Felice Mazzu, l’été de ses quinze ans

Felice Mazzu, l’été de ses quinze ans

Voici une semaine, il y avait plus de 1 000 Carolos à Châtelet pour venir voir Mazzu et ses Zèbres. L’ancrage local, ça marche !

Belga

Felice Mazzu avait promis à son père qu’il serait, un jour, coach en D1. Tout a commencéà Marchienne, rue Tourneur, en 1998.

«Pedrotta, Fragapane, Koziol, Di Sciacca, Paulet, Politi…». Felice Mazzu n’a pas la mémoire défaillante. Il sait d’où il vient. Et, surtout, avec qui il était. Tous les gars de Marchienne, dont quelques fortes têtes, en promotion. C’était il y a quinze ans. L’actuel entraîneur de Charleroi, 31 ans à l’époque, entamait sa carrière de T1, prenant la relève du «professeur» Jacques Urbain auprès de qui il avait appris le métier durant deux saisons. «Rien que le fait que je devienne T1 a surpris pas mal de monde autour de moi, se remémore Mazzu. Joueur – modeste défenseur central –,j’avais toujours été le farceur, l’amuseur, l’agitateur dans le vestiaire. Qui pouvait s’imaginer que le gentil trublion endosserait un jour les responsabilités et le costume de coach principal? Mais cela a fonctionné. En quittant Marchienne par la suite, j’ai même promis à mon père… de devenir un jour un entraîneur de D1. Comme pour compenser le fait de n’avoir jamais atteint ce niveau-là en tant que joueur (NDLR : il a fait ses classes au Sporting sans y percer).»

Pari tenu! Venu de Calabre pour faire sa vie dans le cœur minier de Charleroi à l’époque des charbonnages, Pasquale, le père de Felice, aujourd’hui vaillant octogénaire, voit donc le «figliol prodigo» prendre en mains la destinée du club-phare de la région. «Mon père est quelqu’un d’introverti, raconte Felice Mazzu. Mais là, je peux voir à quel point il est fier de moi. Il ne s’en cache pas. Et il suit dans les médias les moindres faits et gestes du club.» Ce qui était moins évident lorsque Felice entraînait le CS Braine, Uccle, Tubize (comme T2 puis comme T1), et le White Star.

« Dury avait un club,Ferrera avait un nom »

Mais pour la première fois également, l’ancien adjoint d’Albert Cartier à l’AFC, dont la carrière a subi un solide coup d’accélérateur à Woluwe, va réellement être sous le feu des projecteurs. Et… de la critique. « Tout le monde, mes dirigeants, les supporters et la presse, sera dur avec moi, poursuit l’entraîneur carolo. Mais je me dis que je n’ai rien à perdre. J’ai atteint un rêve. Après, on verra… Quel coach en D1 belge a connu un tel parcours sans posséder de réel passé de joueur pro? Dury a gravi les échelons, oui, mais au sein du même club. Quant à un de mes prédécesseurs au Sporting, Yannick Ferrera, il avait déjà fréquenté le haut niveau et puis avait un nom qui l’a aidé

« On ne peut pas se contenter du maintien »

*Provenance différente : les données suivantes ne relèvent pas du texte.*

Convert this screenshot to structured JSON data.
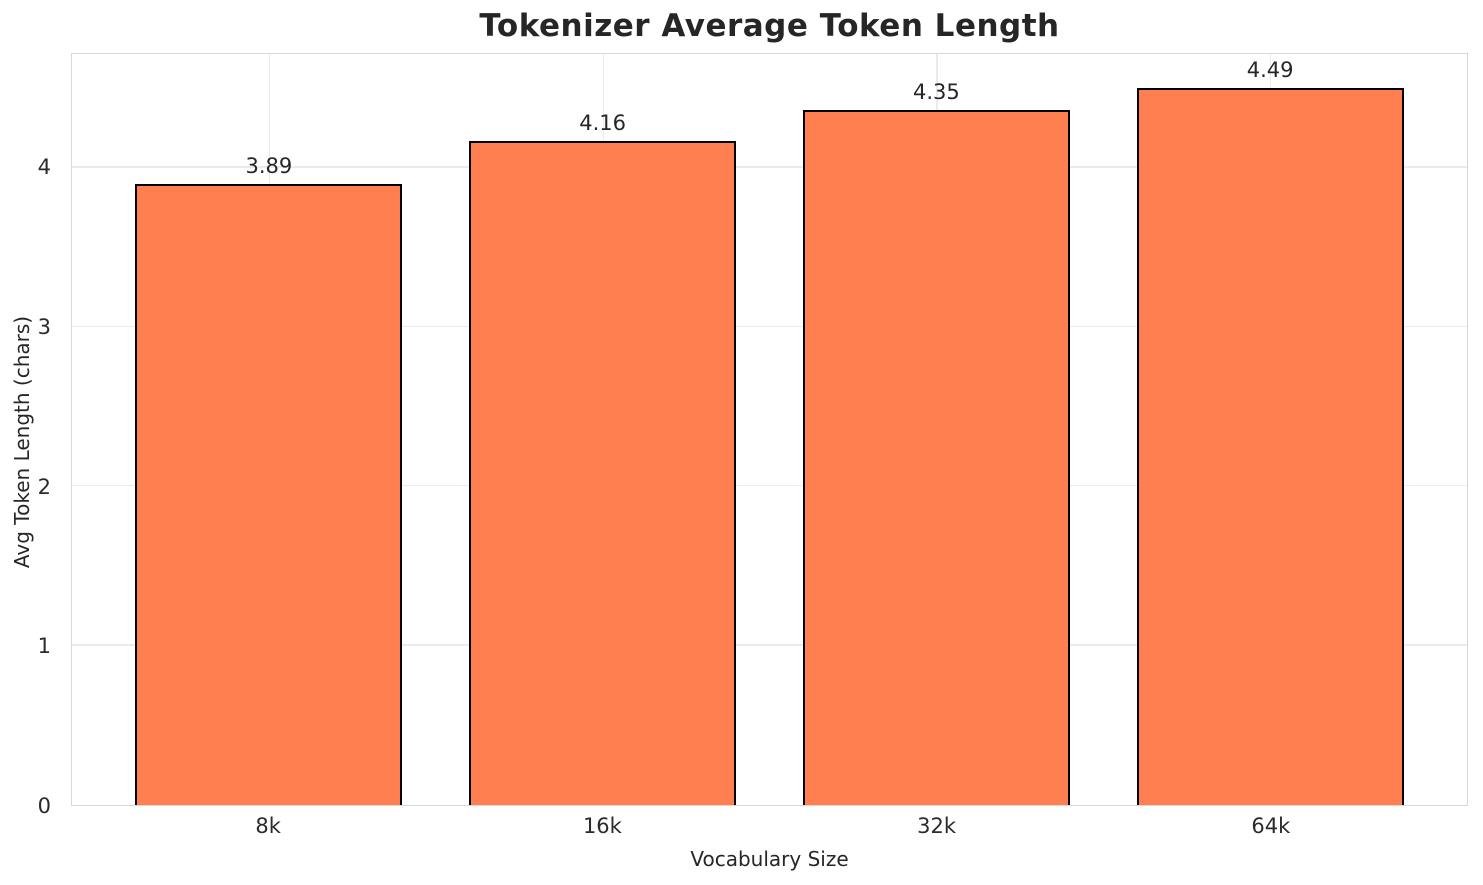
{
  "chart_data": {
    "type": "bar",
    "title": "Tokenizer Average Token Length",
    "xlabel": "Vocabulary Size",
    "ylabel": "Avg Token Length (chars)",
    "categories": [
      "8k",
      "16k",
      "32k",
      "64k"
    ],
    "values": [
      3.89,
      4.16,
      4.35,
      4.49
    ],
    "bar_value_labels": [
      "3.89",
      "4.16",
      "4.35",
      "4.49"
    ],
    "yticks": [
      0,
      1,
      2,
      3,
      4
    ],
    "ylim": [
      0,
      4.7145
    ],
    "bar_width_fraction": 0.8,
    "grid": true,
    "legend": "none",
    "colors": {
      "bar_fill": "#FF7F50",
      "bar_edge": "#000000",
      "grid_line": "#EBEBEB",
      "spine": "#D8D8D8",
      "text": "#262626",
      "background": "#FFFFFF"
    }
  }
}
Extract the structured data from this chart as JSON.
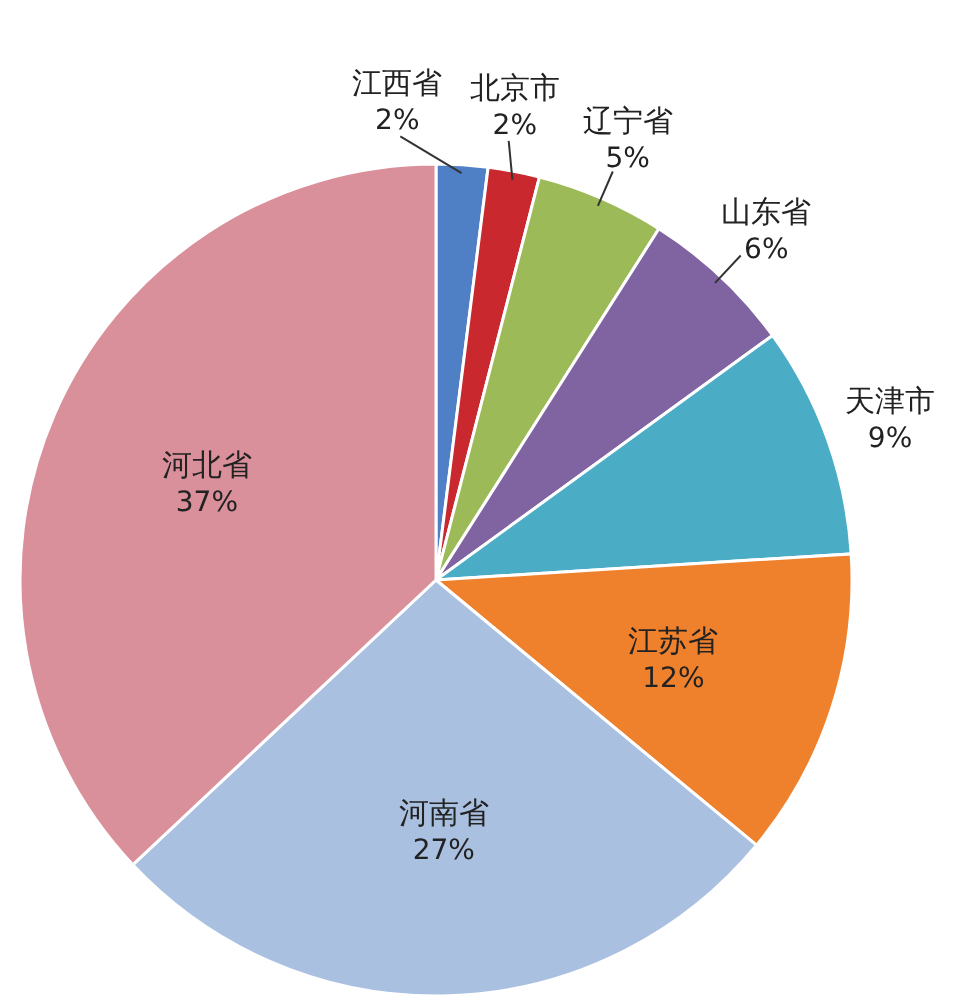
{
  "chart_data": {
    "type": "pie",
    "categories": [
      "江西省",
      "北京市",
      "辽宁省",
      "山东省",
      "天津市",
      "江苏省",
      "河南省",
      "河北省"
    ],
    "values": [
      2,
      2,
      5,
      6,
      9,
      12,
      27,
      37
    ],
    "colors": [
      "#4f7fc4",
      "#c8282e",
      "#9cbb58",
      "#8064a2",
      "#4bacc6",
      "#f0812c",
      "#aac0e0",
      "#d9909a"
    ],
    "value_labels": [
      "2%",
      "2%",
      "5%",
      "6%",
      "9%",
      "12%",
      "27%",
      "37%"
    ]
  }
}
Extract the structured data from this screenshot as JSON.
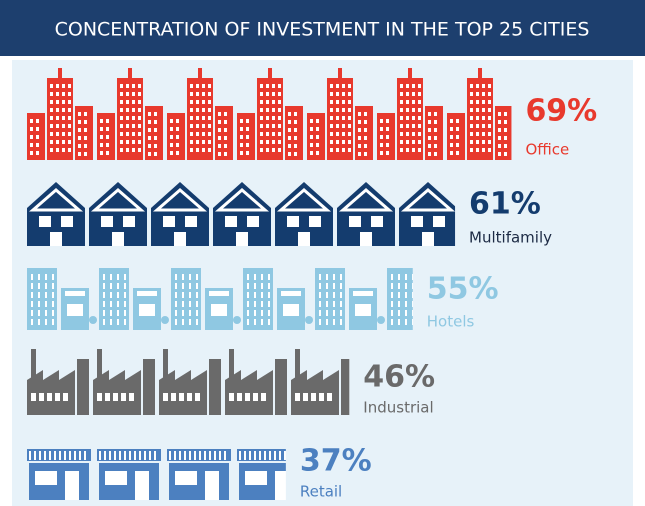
{
  "chart_data": {
    "type": "pictogram",
    "title": "CONCENTRATION OF INVESTMENT IN THE TOP 25 CITIES",
    "categories": [
      "Office",
      "Multifamily",
      "Hotels",
      "Industrial",
      "Retail"
    ],
    "values": [
      69,
      61,
      55,
      46,
      37
    ],
    "value_labels": [
      "69%",
      "61%",
      "55%",
      "46%",
      "37%"
    ],
    "colors": [
      "#e8392d",
      "#143c6e",
      "#8fc8e2",
      "#6a6a6a",
      "#4c80c0"
    ]
  }
}
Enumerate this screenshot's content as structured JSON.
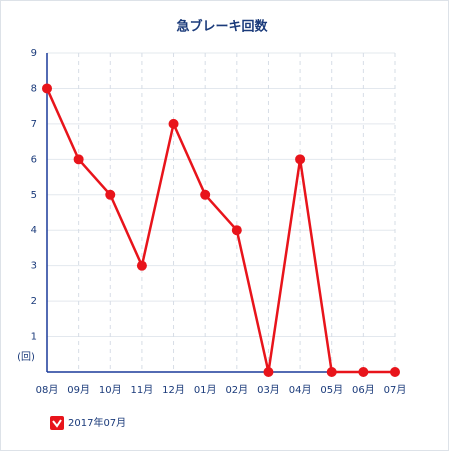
{
  "chart_data": {
    "type": "line",
    "title": "急ブレーキ回数",
    "y_unit": "(回)",
    "categories": [
      "08月",
      "09月",
      "10月",
      "11月",
      "12月",
      "01月",
      "02月",
      "03月",
      "04月",
      "05月",
      "06月",
      "07月"
    ],
    "series": [
      {
        "name": "2017年07月",
        "color": "#e8141b",
        "values": [
          8,
          6,
          5,
          3,
          7,
          5,
          4,
          0,
          6,
          0,
          0,
          0
        ]
      }
    ],
    "ylim": [
      0,
      9
    ],
    "yticks": [
      1,
      2,
      3,
      4,
      5,
      6,
      7,
      8,
      9
    ],
    "grid": true
  }
}
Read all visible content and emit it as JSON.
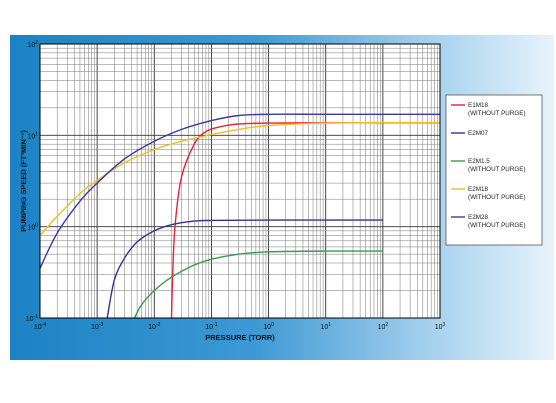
{
  "chart_data": {
    "type": "line",
    "xlabel": "PRESSURE (TORR)",
    "ylabel": "PUMPING SPEED (FT³MIN⁻¹)",
    "x_scale": "log",
    "y_scale": "log",
    "xlim": [
      0.0001,
      1000
    ],
    "ylim": [
      0.1,
      100
    ],
    "grid": true,
    "legend_position": "right",
    "x_ticks": [
      {
        "base": "10",
        "exp": "-4",
        "value": 0.0001
      },
      {
        "base": "10",
        "exp": "-3",
        "value": 0.001
      },
      {
        "base": "10",
        "exp": "-2",
        "value": 0.01
      },
      {
        "base": "10",
        "exp": "-1",
        "value": 0.1
      },
      {
        "base": "10",
        "exp": "0",
        "value": 1
      },
      {
        "base": "10",
        "exp": "1",
        "value": 10
      },
      {
        "base": "10",
        "exp": "2",
        "value": 100
      },
      {
        "base": "10",
        "exp": "3",
        "value": 1000
      }
    ],
    "y_ticks": [
      {
        "base": "10",
        "exp": "-1",
        "value": 0.1
      },
      {
        "base": "10",
        "exp": "0",
        "value": 1
      },
      {
        "base": "10",
        "exp": "1",
        "value": 10
      },
      {
        "base": "10",
        "exp": "2",
        "value": 100
      }
    ],
    "series": [
      {
        "name": "E1M18",
        "sub": "(WITHOUT PURGE)",
        "color": "#e8203a",
        "points": [
          [
            0.02,
            0.1
          ],
          [
            0.021,
            0.3
          ],
          [
            0.023,
            1.0
          ],
          [
            0.03,
            3.5
          ],
          [
            0.05,
            8.0
          ],
          [
            0.08,
            11.0
          ],
          [
            0.15,
            12.5
          ],
          [
            0.3,
            13.3
          ],
          [
            1,
            13.6
          ],
          [
            10,
            13.7
          ],
          [
            100,
            13.7
          ],
          [
            1000,
            13.7
          ]
        ]
      },
      {
        "name": "E2M07",
        "sub": "",
        "color": "#3a2f8c",
        "points": [
          [
            0.0015,
            0.1
          ],
          [
            0.002,
            0.26
          ],
          [
            0.003,
            0.45
          ],
          [
            0.005,
            0.68
          ],
          [
            0.01,
            0.9
          ],
          [
            0.02,
            1.05
          ],
          [
            0.05,
            1.15
          ],
          [
            0.1,
            1.17
          ],
          [
            1,
            1.18
          ],
          [
            10,
            1.18
          ],
          [
            100,
            1.18
          ]
        ]
      },
      {
        "name": "E2M1.5",
        "sub": "(WITHOUT PURGE)",
        "color": "#3a9a4a",
        "points": [
          [
            0.0045,
            0.1
          ],
          [
            0.006,
            0.14
          ],
          [
            0.01,
            0.2
          ],
          [
            0.02,
            0.28
          ],
          [
            0.05,
            0.38
          ],
          [
            0.1,
            0.44
          ],
          [
            0.3,
            0.5
          ],
          [
            1,
            0.53
          ],
          [
            10,
            0.54
          ],
          [
            100,
            0.54
          ]
        ]
      },
      {
        "name": "E2M18",
        "sub": "(WITHOUT PURGE)",
        "color": "#f0c020",
        "points": [
          [
            0.0001,
            0.8
          ],
          [
            0.0002,
            1.3
          ],
          [
            0.0005,
            2.3
          ],
          [
            0.001,
            3.2
          ],
          [
            0.003,
            5.0
          ],
          [
            0.01,
            7.0
          ],
          [
            0.03,
            8.6
          ],
          [
            0.1,
            10.2
          ],
          [
            0.3,
            11.6
          ],
          [
            1,
            12.8
          ],
          [
            10,
            13.6
          ],
          [
            100,
            13.8
          ],
          [
            1000,
            13.8
          ]
        ]
      },
      {
        "name": "E2M28",
        "sub": "(WITHOUT PURGE)",
        "color": "#3d3a9c",
        "points": [
          [
            0.0001,
            0.35
          ],
          [
            0.0002,
            0.85
          ],
          [
            0.0005,
            1.9
          ],
          [
            0.001,
            3.0
          ],
          [
            0.003,
            5.5
          ],
          [
            0.01,
            8.6
          ],
          [
            0.03,
            11.6
          ],
          [
            0.1,
            14.5
          ],
          [
            0.3,
            16.5
          ],
          [
            1,
            17.0
          ],
          [
            10,
            17.0
          ],
          [
            1000,
            17.0
          ]
        ]
      }
    ]
  }
}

Et si le nouvel entraîneur des Zèbres n’a (officiellement) pas reçu d’objectif chiffré de la part de sa direction, il refuse de n’évoquer que le maintien. «Viser le maintien, cela veut dire quoi? On ne va pas viser la descente, hein! Si on se contente de ça, cela voudra dire qu’une défaite contre le FC Bruges (NDLR : où le Sporting se déplace pour son premier match, le 26 /7) serait… normale ou logique! J’en refuse l’idée. Si mes joueurs estiment que Bruges est une équipe du top et que Charleroi est juste bon à éviter la D2, ils n’iront pas loin. Par contre, s’ils croient en eux, en leurs qualités, et qu’ils sont conscients qu’avec du courage et une bonne organisation ils peuvent rivaliser avec n’importe qui, on peut faire de belles choses. Je rêve même, qu’à terme, le Mambour redevienne aussi rempli, bouillant et passionné que celui que j’ai connu quand moi, j’étais gamin. Que cela sente à nouveau le boudin et la choucroute, que les jours de match, des voitures soient garées jusque dans la rue de chez mes parents à Charleroi Nord

Rien que ça! Aucun doute là-dessus : Felice Mazzu est prêt à soulever tous les terrils du Pays Noir.